Children’s media use cuddly animals to reinforce ‘racist’ and ‘socially dominant norms,’ researcher says
Sarah Boesveld | 13/06/06
Last Updated: 13/06/06 6:53 PM ET
More than 7,000 academics are gathered in Victoria, B.C., this week for the annual Congress of the Humanities and Social Sciences, presenting papers on everything from the errant lessons of Grey’s Anatomy to Justin Trudeau’s political brand power. In this week-long series, the National Post showcases some of the most interesting research.
Parents who read their kids stories about happy, human-like animals like Franklin the Turtle or Arthur at bedtime are exposing their kids to racism, materialism, homophobia and patriarchal norms, according to a paper presented at the Congress of the Humanities and Social Sciences.

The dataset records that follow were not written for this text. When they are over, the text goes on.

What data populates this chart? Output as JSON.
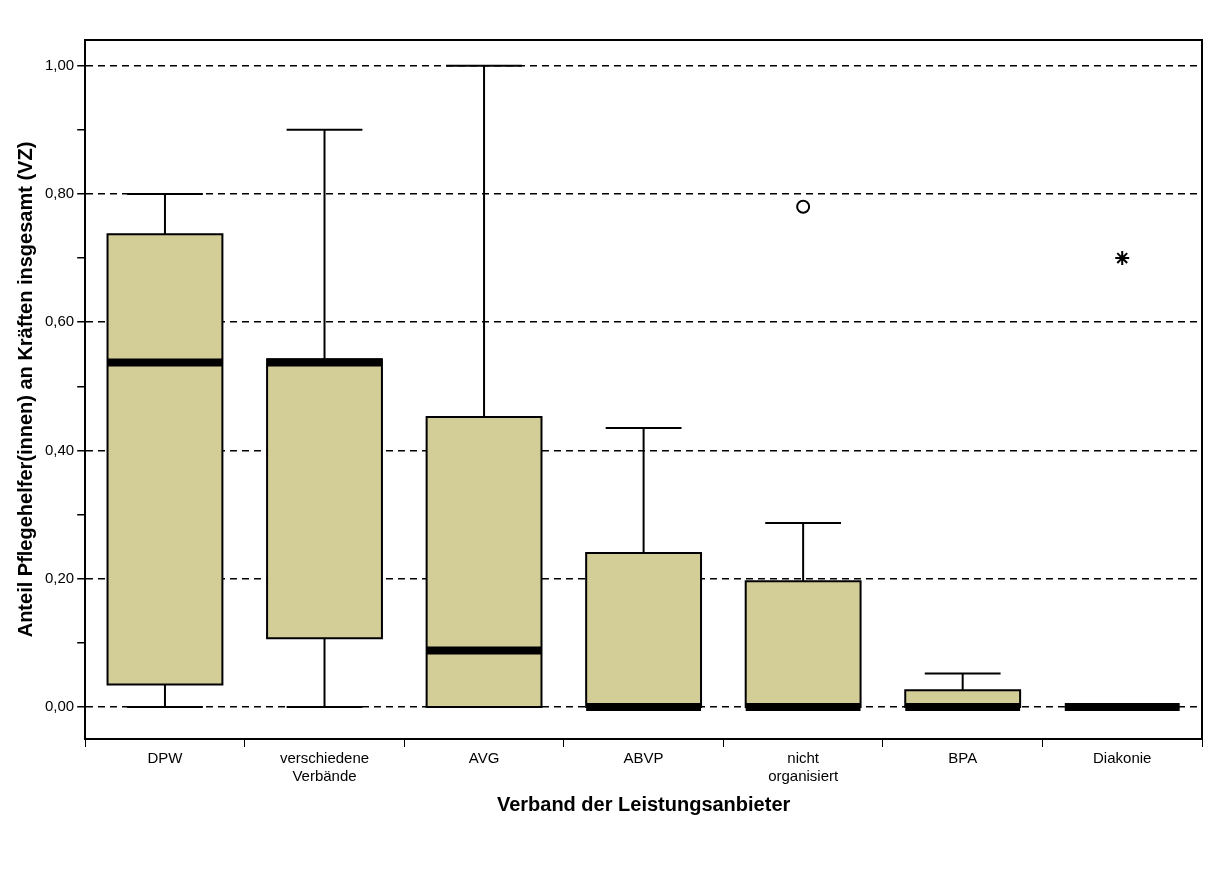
{
  "chart_data": {
    "type": "box",
    "xlabel": "Verband der Leistungsanbieter",
    "ylabel": "Anteil Pflegehelfer(innen) an Kräften insgesamt (VZ)",
    "categories": [
      "DPW",
      "verschiedene Verbände",
      "AVG",
      "ABVP",
      "nicht organisiert",
      "BPA",
      "Diakonie"
    ],
    "ylim": [
      -0.05,
      1.04
    ],
    "yticks": [
      {
        "value": 0,
        "label": "0,00"
      },
      {
        "value": 0.1,
        "label": null
      },
      {
        "value": 0.2,
        "label": "0,20"
      },
      {
        "value": 0.3,
        "label": null
      },
      {
        "value": 0.4,
        "label": "0,40"
      },
      {
        "value": 0.5,
        "label": null
      },
      {
        "value": 0.6,
        "label": "0,60"
      },
      {
        "value": 0.7,
        "label": null
      },
      {
        "value": 0.8,
        "label": "0,80"
      },
      {
        "value": 0.9,
        "label": null
      },
      {
        "value": 1,
        "label": "1,00"
      }
    ],
    "grid": "y",
    "legend": false,
    "series": [
      {
        "color": "#d3cd98",
        "boxes": [
          {
            "low": 0,
            "q1": 0.035,
            "median": 0.537,
            "q3": 0.737,
            "high": 0.8
          },
          {
            "low": 0,
            "q1": 0.107,
            "median": 0.537,
            "q3": 0.542,
            "high": 0.9
          },
          {
            "low": 0,
            "q1": 0,
            "median": 0.088,
            "q3": 0.452,
            "high": 1.0
          },
          {
            "low": 0,
            "q1": 0,
            "median": 0,
            "q3": 0.24,
            "high": 0.435
          },
          {
            "low": 0,
            "q1": 0,
            "median": 0,
            "q3": 0.196,
            "high": 0.287,
            "outliers": [
              0.78
            ]
          },
          {
            "low": 0,
            "q1": 0,
            "median": 0,
            "q3": 0.026,
            "high": 0.052
          },
          {
            "low": 0,
            "q1": 0,
            "median": 0,
            "q3": 0,
            "high": 0
          }
        ]
      },
      {
        "type": "scatter",
        "x": [
          "Diakonie"
        ],
        "values": [
          0.7
        ],
        "marker": "cross",
        "color": "#000000"
      }
    ]
  }
}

Most animals portrayed in children’s books, songs and on clothing send a bad message, according to academics Nora Timmerman and Julia Ostertag: That animals only exist for human use, that humans are better than animals, that animals don’t have their own stories to tell, that it’s fine to “demean” them by cooing over their cuteness. Perhaps worst of all, they say, animals are anthropomorphized to reinforce “socially dominant norms” like nuclear families and gender stereotypes.
Good Lord, just imagine if these fruitcakes discovered Frog and Toad, Dr. Suess and Beatrix Potter!